Patti LuPone as Helena Rubinstein in War Paint, directed by Michael Greif, at the Goodman Theatre.
Patti LuPone as Helena Rubinstein in War Paint, directed by Michael Greif, at the Goodman Theatre.
(© Joan Marcus)

War Paint, now making its world premiere at the Goodman Theatre, marks a reunion for the team that created the lauded Grey Gardens: composer Scott Frankel, lyricist Michael Korie, librettist Doug Wright, and director Michael Greif. Starring Tony Award winning actresses Christine Ebersole (also of Grey Gardens) and Patti LuPone, War Paint tells the story of the relentless professional rivalry between Helena Rubinstein and Elizabeth Arden, two moguls of the cosmetics industry.

Arden (Ebersole), an elegant blond who seems as comfortable mingling with Upper East Side society doyennes as she is controlling her eponymous company, is selling an image as much as a product. Her creams and tonics come packaged all in pink, topped with big pink bows. Ever aware of the power of her image, Arden refuses to cede any billing to her husband, Tommy Lewis (John Dossett), even when it means losing him entirely.

Rubinstein (LuPone) cannot rely on a personal image to sell her brand. She is exacting and severe, a Polish Jew who sets her sights on American success only after building a flourishing beauty empire in Europe. In Rubinstein's cosmetics, she says, "science and beauty dance cheek to cheek." She expects only perfection, from herself, her team of chemists, and her constant companion, vice president of sales Harry Fleming (Douglas Sills).

In a twist that would seem unbelievable if it hadn't happened in real life, Fleming defects to Arden's company, and in retaliation for being replaced, Arden's husband joins forces with Rubinstein. These two men serve as foils to each woman, counseling and guiding their bosses even as they despair of ever understanding them.

Patti LuPone and Christine Ebersole are wonderfully suited to play the two titans. Ebersole's voice is as smooth as lotion, lightly floating through Frankel's score. Her Elizabeth Arden is self-assured and warm, the antithesis to Patti LuPone's caustic Helena Rubinstein. LuPone slings barbs and drops malapropisms throughout the first act, but in the second, Rubinstein's humanity takes center stage.
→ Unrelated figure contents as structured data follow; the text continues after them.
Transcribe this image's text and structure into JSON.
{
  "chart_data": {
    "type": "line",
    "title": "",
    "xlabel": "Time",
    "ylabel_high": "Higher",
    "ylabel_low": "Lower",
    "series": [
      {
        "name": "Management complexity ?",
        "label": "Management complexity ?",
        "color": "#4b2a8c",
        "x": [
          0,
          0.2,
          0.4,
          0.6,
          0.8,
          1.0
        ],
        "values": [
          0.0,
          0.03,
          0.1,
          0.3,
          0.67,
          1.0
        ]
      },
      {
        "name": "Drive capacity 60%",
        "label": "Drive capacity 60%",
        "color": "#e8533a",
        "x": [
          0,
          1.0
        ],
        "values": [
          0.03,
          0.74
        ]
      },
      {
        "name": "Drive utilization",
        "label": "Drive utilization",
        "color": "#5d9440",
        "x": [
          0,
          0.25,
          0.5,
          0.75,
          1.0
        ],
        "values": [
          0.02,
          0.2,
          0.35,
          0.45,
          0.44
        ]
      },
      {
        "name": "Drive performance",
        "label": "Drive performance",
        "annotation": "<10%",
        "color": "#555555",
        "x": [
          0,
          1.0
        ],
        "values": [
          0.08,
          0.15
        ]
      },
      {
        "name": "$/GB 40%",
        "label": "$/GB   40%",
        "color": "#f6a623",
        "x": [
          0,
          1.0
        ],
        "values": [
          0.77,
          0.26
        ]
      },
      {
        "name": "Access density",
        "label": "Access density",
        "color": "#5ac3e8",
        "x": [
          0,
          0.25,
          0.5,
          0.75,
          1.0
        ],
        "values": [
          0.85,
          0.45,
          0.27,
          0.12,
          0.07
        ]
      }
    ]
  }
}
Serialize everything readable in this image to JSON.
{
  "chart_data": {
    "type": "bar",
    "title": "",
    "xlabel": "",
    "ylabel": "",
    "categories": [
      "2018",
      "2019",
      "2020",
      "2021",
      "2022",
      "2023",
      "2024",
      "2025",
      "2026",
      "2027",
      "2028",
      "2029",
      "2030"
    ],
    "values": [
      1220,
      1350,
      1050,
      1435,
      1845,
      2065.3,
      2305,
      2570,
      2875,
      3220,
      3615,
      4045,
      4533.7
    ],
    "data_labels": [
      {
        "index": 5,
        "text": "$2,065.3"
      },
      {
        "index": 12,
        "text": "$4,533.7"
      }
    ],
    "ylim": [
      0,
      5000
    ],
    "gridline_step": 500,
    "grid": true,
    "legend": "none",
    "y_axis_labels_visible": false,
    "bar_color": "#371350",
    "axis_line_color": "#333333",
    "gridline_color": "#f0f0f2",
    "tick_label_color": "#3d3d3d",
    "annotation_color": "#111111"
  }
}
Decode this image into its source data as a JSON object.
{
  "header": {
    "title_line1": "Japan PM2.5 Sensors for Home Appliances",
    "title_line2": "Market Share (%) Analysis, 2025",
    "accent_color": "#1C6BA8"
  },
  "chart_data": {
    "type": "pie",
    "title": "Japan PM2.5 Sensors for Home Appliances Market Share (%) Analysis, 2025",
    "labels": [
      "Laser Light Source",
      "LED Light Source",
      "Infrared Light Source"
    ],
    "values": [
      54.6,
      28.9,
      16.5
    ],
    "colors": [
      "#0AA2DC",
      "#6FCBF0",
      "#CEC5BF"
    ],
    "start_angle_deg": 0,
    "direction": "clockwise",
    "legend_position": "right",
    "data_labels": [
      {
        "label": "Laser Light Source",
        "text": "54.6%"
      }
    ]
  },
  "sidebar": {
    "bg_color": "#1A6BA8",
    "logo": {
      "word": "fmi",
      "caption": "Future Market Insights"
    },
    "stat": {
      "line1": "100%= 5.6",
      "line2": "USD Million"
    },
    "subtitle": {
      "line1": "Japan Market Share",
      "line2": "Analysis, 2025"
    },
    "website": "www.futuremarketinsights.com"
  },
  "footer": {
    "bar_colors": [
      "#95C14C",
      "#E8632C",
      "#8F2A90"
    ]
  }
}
Singing the eleventh-hour ballad "Forever Beautiful," LuPone is as powerful as she has ever been.

The signature looks of the two leads are present in every aspect of War Paint's design. Catherine Zuber's costumes are as lush and appealing as one of Elizabeth Arden's pink boxes. It is imperative that these women are perfectly painted at all times, and Angelina Avallone's makeup design does the trick.

The set, designed by David Korins, is a study in contrast. Arden's spaces are pillowy-soft and full of florals, while Rubinstein is at home in sleek chrome, stained woods, and, delightfully, a clear Plexiglas bed. The set is backed at all times by a full wall of clear cosmetics bottles, which prove surprisingly versatile thanks to Kenneth Posner's lighting design, adding depth, texture, and even occasional whimsy to the proceedings. Rounding out the design is Brian Ronan's sound, which layers newsreel clips without feeling cacophonous.

As legend would have it, Arden and Rubinstein never actually met. War Paint, based on Lindy Woodhead's book War Paint and on the documentary film The Powder & the Glory, shows Rubinstein and Arden living parallel lives, rather than coming into direct conflict. A cycle emerges: a brief split-screen scene where each woman deals with the same problem; a solo from one, then the other, then they sing together, rinse and repeat.

By the end of Act 1 the rhythms grow predictable. The book, by Doug Wright, plows through 27 years of the rivalry between Rubinstein and Arden, with very little breathing room. When the pace slows down enough for the characters to speak to one another, their dialogue is moving and engaging. Frankel and Korie's songs are exquisite, and perfectly performed not only by the leads but also by the talented ensemble.

While War Paint needs some contouring, all the elements of an excellent musical are onstage at the Goodman. It should absolutely not be missed.